إِنَّ اللَّهَ يَأْمُرُكُمْ أَن تُؤَدُّوا الْأَمَانَاتِ إِلَىٰ أَهْلِهَا

 

"Sesungguhnya Allah menyuruh kamu menyampaikan amanat kepada yang berhak menerimanya..."

(QS. An-Nisa: 58)

Amanah adalah kata yang sakral. Ia adalah titipan, kepercayaan, mandat yang akan dipertanggungjawabkan. Biasanya, kita membicarakan amanah dalam konteks harta, jabatan, atau ilmu. Namun, di abad ke-21 ini, ada satu bentuk amanah baru yang seringkali luput dari perenungan kita: Amanah Digital.

Sebagai seorang praktisi yang sehari-harinya "bermain" di ruang siber di antara baris kode, server, dan jutaan data saya semakin sadar bahwa teknologi bukanlah sekadar alat yang netral. Teknologi, di tangan pembuat dan penggunanya, adalah sebuah titipan yang sarat nilai. Dan celakanya, kita sedang hidup di era di mana "amanah digital" ini sering dikhianati secara massal.

Pengkhianatan Amanah di Era Siber

Kita menyaksikan bagaimana data pribadi jutaan rakyat, yang dititipkan (diamanahkan) kepada korporasi atau institusi, bisa bocor dan diperjualbelikan dengan enteng. Kita melihat bagaimana software dirancang bukan untuk maslahat (kebaikan umat), tetapi untuk mudharat dirancang untuk membuat ketagihan, menyebar hoaks, atau bahkan mencuri identitas.

Kita melihat bagaimana algoritma media sosial, yang seharusnya bisa menjadi alat silaturahmi, justru seringkali menjadi alat adu domba (namimah) karena ia lebih mementingkan "interaksi" (kemarahan dan perdebatan) daripada "interkoneksi" (persaudaraan).

Ini adalah krisis etika yang fundamental. Industri teknologi, yang didominasi oleh logika profit dan pertumbuhan tanpa batas, seringkali melupakan "Taqwa" sebuah kompas internal yang seharusnya menjadi rem atas keserakahan.

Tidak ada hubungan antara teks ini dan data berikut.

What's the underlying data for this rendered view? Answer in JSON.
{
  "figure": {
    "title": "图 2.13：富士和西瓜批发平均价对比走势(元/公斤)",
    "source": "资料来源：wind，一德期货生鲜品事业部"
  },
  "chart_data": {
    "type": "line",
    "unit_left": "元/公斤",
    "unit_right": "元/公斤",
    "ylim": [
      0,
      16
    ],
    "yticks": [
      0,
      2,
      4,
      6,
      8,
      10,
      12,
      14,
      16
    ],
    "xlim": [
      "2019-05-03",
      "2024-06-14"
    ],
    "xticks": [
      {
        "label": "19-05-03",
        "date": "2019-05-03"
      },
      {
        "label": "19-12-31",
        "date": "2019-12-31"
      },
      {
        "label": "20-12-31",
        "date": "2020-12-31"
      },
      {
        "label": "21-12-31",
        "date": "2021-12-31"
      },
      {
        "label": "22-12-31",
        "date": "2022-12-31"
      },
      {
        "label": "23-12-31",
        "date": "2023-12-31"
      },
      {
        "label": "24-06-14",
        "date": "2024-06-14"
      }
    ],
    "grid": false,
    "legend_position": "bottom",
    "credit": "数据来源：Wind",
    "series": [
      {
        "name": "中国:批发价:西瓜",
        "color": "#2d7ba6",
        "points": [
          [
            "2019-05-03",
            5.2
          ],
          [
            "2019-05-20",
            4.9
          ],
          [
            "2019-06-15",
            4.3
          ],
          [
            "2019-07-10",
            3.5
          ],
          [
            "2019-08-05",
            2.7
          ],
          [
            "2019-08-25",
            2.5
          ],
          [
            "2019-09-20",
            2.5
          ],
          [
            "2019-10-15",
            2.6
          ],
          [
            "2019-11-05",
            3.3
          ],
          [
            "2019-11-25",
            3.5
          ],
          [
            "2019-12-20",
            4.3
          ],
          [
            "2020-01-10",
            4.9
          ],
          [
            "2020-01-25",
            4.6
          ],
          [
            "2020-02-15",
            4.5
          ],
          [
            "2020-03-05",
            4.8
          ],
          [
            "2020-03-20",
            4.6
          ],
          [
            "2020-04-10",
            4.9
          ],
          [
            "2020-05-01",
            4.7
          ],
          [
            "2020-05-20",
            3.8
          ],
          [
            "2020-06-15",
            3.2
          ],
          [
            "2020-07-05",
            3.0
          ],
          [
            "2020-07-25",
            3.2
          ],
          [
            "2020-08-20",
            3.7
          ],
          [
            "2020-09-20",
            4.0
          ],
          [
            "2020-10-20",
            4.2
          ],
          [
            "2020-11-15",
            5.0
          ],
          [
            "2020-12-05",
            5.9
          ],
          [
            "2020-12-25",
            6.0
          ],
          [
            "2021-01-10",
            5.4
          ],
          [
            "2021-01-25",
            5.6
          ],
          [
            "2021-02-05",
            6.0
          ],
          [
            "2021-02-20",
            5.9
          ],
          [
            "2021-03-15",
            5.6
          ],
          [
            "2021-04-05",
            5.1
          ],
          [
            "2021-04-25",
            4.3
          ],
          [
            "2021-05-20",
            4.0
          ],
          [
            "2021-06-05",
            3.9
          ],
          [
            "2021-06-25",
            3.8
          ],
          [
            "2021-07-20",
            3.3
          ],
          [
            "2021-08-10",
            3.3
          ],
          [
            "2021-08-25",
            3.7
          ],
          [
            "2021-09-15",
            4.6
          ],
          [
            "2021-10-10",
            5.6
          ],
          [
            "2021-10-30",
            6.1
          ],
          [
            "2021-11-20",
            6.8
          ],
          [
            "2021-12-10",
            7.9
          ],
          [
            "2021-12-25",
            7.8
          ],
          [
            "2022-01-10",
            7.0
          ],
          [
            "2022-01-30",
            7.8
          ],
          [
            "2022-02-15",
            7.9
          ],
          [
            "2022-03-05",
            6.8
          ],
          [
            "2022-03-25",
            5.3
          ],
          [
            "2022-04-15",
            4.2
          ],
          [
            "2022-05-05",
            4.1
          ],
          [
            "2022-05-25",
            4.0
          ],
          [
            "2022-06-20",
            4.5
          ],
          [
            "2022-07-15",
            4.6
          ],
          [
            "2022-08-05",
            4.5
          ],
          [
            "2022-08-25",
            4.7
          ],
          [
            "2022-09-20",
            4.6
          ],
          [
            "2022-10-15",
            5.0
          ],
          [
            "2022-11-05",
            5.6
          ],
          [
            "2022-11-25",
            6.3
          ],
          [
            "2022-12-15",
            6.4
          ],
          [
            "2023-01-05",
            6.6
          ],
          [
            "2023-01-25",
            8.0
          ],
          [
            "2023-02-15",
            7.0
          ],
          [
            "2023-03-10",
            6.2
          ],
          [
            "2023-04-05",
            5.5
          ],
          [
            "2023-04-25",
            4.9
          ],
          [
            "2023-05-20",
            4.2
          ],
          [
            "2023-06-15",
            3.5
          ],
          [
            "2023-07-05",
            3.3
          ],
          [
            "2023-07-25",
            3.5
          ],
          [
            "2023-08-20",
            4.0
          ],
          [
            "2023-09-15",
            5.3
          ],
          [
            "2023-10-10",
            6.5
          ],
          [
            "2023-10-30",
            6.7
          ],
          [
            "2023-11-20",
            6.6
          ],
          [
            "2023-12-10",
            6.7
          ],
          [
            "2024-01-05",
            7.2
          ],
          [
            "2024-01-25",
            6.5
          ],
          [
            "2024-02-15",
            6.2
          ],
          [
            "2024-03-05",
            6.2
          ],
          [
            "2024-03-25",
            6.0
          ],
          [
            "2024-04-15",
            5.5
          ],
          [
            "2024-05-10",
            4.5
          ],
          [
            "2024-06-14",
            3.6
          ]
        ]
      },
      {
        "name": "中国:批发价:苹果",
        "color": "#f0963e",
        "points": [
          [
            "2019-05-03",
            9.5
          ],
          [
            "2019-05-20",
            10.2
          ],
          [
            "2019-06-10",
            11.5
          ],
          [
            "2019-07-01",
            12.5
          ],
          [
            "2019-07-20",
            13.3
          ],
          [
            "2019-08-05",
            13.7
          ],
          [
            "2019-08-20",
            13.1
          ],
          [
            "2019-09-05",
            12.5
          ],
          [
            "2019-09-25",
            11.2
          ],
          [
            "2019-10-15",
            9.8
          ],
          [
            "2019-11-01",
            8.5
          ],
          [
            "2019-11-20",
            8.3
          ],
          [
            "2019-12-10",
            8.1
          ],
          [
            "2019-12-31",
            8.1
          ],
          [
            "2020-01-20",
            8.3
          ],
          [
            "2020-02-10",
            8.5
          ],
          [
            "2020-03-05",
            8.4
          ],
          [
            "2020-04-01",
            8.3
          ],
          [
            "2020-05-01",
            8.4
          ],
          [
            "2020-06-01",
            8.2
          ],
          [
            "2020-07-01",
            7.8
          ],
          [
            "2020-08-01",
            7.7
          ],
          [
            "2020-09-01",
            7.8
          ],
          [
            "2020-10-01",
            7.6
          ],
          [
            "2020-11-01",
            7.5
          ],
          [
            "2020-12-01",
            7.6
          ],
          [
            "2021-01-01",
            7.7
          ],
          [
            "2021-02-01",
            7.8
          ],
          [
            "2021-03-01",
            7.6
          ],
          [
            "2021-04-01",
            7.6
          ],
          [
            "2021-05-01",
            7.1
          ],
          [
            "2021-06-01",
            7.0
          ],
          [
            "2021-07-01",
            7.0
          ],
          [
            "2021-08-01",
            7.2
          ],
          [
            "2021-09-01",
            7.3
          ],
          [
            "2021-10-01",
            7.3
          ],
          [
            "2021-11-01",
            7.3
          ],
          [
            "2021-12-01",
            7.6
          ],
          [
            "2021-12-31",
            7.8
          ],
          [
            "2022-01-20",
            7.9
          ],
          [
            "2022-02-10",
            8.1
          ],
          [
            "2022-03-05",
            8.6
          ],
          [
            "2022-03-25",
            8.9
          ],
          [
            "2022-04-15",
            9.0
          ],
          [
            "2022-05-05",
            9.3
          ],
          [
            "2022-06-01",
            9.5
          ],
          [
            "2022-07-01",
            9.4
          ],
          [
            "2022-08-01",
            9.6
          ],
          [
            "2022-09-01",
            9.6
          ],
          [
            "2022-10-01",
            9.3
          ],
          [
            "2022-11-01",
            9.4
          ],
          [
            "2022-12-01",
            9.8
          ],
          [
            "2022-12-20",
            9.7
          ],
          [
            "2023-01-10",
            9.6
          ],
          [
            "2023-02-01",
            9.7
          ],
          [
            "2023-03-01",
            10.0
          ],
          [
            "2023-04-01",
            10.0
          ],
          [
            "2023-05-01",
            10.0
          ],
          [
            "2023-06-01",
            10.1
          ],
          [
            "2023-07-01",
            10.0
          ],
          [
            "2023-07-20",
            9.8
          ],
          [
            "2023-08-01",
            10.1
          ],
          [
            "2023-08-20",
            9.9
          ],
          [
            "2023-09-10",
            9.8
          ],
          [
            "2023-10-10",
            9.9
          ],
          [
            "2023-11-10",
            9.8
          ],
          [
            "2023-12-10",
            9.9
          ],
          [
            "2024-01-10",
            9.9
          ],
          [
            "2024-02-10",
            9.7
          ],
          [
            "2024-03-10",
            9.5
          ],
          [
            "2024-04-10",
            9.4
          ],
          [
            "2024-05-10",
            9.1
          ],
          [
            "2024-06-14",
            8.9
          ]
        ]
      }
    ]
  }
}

Dalil Hadits (Ancaman bagi Pengkhianat Amanah):

 

آيَةُ الْمُنَافِقِ ثَلَاثٌ: إِذَا حَدَّثَ كَذَبَ، وَإِذَا وَعَدَ أَخْلَفَ، وَإِذَا اؤْتُمِنَ خَانَ

 

"Tanda orang munafik ada tiga: jika berbicara ia berdusta, jika berjanji ia mengingkari, dan jika diberi amanah ia berkhianat."

(HR. Bukhari & Muslim)

Etika Siber sebagai Bentuk Taqwa

Di sinilah renungan dari "Bilik Maiyah" menjadi relevan. Jika Mbah Nun mengajak kita jujur pada diri sendiri, maka praktisi teknologi harus jujur pada kodenya.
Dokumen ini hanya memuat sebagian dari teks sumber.